听说有绣谱,查理• 张计上心来。他先是死活要求非完成绣品不可,否则拉程仲甫巡捕房理论,吓得程仲甫磕头告饶。继而又出主意道,反正阿秀已没了,绣谱必定束之高阁,何不将其请出明德绣庄?手里有了绣谱,再重金寻得一、二手艺高超的绣娘,另起炉灶也非万难之事。待日后大功告成,再神不知鬼不觉的将绣谱送回去,岂不两全其美?
程仲甫好歹也还是明德绣庄的老爷,叫他去干如此下作之事,他自是拒绝了。
查理• 张于是一阵紧似一阵的威逼利诱,无所不用其极。百般无奈的程仲甫终于答应回明德绣庄试一试。
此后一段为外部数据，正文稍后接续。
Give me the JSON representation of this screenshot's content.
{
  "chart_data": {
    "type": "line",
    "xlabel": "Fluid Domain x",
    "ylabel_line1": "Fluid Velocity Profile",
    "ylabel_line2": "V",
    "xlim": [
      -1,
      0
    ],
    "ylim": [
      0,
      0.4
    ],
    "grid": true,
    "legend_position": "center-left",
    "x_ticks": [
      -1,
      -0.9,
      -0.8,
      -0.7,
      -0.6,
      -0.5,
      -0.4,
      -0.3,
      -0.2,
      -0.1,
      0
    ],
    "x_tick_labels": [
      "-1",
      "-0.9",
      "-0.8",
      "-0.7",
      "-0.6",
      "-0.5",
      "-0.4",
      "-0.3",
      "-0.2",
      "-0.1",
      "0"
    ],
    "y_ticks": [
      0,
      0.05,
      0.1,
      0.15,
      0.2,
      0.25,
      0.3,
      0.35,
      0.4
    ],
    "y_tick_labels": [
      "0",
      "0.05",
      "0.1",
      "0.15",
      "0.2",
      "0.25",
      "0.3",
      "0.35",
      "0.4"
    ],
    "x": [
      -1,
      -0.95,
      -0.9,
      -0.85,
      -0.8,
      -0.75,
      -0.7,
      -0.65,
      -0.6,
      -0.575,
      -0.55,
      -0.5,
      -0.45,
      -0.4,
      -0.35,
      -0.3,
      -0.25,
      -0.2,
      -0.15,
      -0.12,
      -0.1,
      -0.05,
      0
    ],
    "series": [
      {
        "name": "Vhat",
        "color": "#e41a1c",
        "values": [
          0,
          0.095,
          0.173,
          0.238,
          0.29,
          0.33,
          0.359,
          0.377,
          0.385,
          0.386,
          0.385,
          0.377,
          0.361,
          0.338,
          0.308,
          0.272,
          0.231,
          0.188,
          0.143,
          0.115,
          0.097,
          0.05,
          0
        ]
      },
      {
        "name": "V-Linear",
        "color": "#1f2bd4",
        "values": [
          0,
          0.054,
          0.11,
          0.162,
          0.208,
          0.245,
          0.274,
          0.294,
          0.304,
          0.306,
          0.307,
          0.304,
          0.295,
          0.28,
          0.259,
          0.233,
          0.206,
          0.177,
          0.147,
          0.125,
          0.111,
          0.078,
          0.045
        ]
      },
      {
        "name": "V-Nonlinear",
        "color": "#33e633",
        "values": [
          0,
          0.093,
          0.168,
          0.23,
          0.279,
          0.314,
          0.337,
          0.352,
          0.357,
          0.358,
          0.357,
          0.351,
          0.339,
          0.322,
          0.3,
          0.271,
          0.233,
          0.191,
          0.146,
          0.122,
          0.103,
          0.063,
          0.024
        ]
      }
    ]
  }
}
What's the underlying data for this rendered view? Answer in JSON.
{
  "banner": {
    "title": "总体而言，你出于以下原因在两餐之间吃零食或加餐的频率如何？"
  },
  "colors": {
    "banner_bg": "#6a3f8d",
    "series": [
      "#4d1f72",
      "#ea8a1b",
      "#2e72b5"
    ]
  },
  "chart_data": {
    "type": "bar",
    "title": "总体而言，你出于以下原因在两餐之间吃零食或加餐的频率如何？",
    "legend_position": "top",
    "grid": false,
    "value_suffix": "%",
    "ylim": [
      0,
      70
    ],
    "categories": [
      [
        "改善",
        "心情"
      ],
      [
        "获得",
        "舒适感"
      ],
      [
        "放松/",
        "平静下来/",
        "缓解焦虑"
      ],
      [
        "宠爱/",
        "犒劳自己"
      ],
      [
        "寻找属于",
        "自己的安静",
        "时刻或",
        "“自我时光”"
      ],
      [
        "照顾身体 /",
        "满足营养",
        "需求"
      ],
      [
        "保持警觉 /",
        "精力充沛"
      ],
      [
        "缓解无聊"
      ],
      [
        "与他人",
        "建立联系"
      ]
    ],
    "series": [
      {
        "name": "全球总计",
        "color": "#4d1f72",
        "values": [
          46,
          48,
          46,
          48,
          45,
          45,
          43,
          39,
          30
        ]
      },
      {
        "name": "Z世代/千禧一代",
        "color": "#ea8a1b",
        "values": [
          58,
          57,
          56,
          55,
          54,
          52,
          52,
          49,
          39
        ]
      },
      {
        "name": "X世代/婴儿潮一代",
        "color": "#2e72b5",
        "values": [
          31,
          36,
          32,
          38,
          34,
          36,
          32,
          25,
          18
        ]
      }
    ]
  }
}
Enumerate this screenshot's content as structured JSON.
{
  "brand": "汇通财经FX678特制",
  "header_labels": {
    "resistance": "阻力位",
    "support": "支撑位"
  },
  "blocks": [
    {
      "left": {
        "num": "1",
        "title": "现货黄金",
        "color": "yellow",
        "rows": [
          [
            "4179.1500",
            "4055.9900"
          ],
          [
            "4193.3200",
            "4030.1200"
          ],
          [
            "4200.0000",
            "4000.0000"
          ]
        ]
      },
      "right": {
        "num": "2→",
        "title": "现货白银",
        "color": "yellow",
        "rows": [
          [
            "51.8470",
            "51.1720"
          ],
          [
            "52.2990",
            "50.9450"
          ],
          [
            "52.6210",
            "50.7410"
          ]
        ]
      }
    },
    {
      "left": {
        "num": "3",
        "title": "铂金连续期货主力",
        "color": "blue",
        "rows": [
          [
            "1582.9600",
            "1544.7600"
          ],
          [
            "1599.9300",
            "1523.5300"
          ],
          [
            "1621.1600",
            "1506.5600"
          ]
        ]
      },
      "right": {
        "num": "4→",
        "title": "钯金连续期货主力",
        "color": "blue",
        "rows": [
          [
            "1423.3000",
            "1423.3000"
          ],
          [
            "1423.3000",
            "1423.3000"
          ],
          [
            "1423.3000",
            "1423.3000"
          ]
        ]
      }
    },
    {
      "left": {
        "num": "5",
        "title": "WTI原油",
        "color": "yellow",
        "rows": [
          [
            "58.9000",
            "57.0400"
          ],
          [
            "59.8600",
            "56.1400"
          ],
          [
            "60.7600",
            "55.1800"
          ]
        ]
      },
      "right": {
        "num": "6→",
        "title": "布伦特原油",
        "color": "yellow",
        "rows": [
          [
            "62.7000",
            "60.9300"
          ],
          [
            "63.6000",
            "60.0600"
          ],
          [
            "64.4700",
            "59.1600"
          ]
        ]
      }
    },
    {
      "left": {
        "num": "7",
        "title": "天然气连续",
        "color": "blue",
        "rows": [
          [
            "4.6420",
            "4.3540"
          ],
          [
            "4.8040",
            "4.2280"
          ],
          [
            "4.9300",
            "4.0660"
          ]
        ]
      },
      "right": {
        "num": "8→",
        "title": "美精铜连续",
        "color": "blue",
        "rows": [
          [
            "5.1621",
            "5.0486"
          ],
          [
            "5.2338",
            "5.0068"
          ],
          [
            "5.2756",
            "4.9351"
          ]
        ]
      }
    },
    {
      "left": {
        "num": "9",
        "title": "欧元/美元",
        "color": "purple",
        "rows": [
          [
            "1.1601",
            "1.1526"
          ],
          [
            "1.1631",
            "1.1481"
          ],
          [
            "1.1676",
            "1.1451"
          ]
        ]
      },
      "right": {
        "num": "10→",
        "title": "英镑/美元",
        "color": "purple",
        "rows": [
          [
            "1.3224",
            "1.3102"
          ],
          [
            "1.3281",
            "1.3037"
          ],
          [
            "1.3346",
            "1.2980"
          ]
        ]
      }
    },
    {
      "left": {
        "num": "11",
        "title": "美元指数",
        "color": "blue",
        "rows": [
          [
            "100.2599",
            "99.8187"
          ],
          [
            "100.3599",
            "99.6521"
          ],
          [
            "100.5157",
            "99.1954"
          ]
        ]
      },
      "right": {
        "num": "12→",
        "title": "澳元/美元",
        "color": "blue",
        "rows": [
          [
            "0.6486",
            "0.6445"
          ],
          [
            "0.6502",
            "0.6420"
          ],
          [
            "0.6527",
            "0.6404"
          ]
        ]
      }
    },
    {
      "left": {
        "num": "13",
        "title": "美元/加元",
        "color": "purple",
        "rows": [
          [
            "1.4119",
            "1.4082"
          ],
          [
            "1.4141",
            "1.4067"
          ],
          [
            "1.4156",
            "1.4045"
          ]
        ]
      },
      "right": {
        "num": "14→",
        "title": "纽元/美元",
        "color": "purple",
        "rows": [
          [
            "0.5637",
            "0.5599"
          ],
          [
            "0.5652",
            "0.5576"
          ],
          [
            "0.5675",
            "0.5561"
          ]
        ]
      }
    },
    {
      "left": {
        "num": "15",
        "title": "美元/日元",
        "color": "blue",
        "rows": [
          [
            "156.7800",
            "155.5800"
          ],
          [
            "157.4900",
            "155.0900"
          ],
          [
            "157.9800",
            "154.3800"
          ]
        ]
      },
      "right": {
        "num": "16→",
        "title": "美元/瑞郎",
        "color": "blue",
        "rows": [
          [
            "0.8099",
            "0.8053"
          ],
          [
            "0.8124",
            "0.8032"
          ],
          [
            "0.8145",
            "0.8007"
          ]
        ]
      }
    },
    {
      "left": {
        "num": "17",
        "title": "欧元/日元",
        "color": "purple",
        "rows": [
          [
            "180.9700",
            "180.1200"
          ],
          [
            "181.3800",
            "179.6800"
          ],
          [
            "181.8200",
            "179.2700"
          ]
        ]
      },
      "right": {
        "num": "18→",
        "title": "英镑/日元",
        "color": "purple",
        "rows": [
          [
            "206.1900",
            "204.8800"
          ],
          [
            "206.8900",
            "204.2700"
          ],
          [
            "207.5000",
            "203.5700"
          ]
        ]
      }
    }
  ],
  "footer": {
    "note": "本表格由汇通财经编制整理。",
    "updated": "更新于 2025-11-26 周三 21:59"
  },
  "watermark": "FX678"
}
其实,再度投水的阿秀在水面上没漂多远,即为憨厚淳朴的船夫沈大所救。
阿秀醒来才发觉自己上岸不得,又无家可归,孱弱无助的她已经走投无路了。她长时间沉浸在伤悲之中,多次觅死,均被沈大阻下。在船上生活了近一个月,她感受到了沈大的忠厚与善良,深受感动。某日,当她发现自己已经怀孕时,同林吾健那段刻骨铭心的爱使她不禁生出要为林吾健留下这支血脉的强烈愿望。于是,她隐瞒了腹中胎儿的真相,自称为阿云,主动提出要与沈大结为夫妇。
沈大自是喜出望外,于是,他与自称阿云的阿秀过起了飘泊不定的水上生活。沈大撒网捕鱼换得必须的生活品,而满目忧伤的阿云却在船上日复一日的对着林吾健的那幅《月笼烟桥》刺绣,绣好了拆,拆了又绣,还常常把自己绣得泪洇绣底。沈大很是不解,阿云告诉沈大这幅画是她一辈子都忘不了的一处景致。沈大猜测一定是阿云的一段伤心往事,生性憨直的他也就不再多问。
数月后,阿云在船上产下一足月女孩,取名谷雨。沈大对这个女儿倍加宠爱,只是沈大无法理解阿云像保护自己眼珠似的保护那幅《月笼烟桥》,其珍视甚至超过了自己亲生女儿谷雨,为此,两人多次有过争执,最终都以沈大的宽厚结束。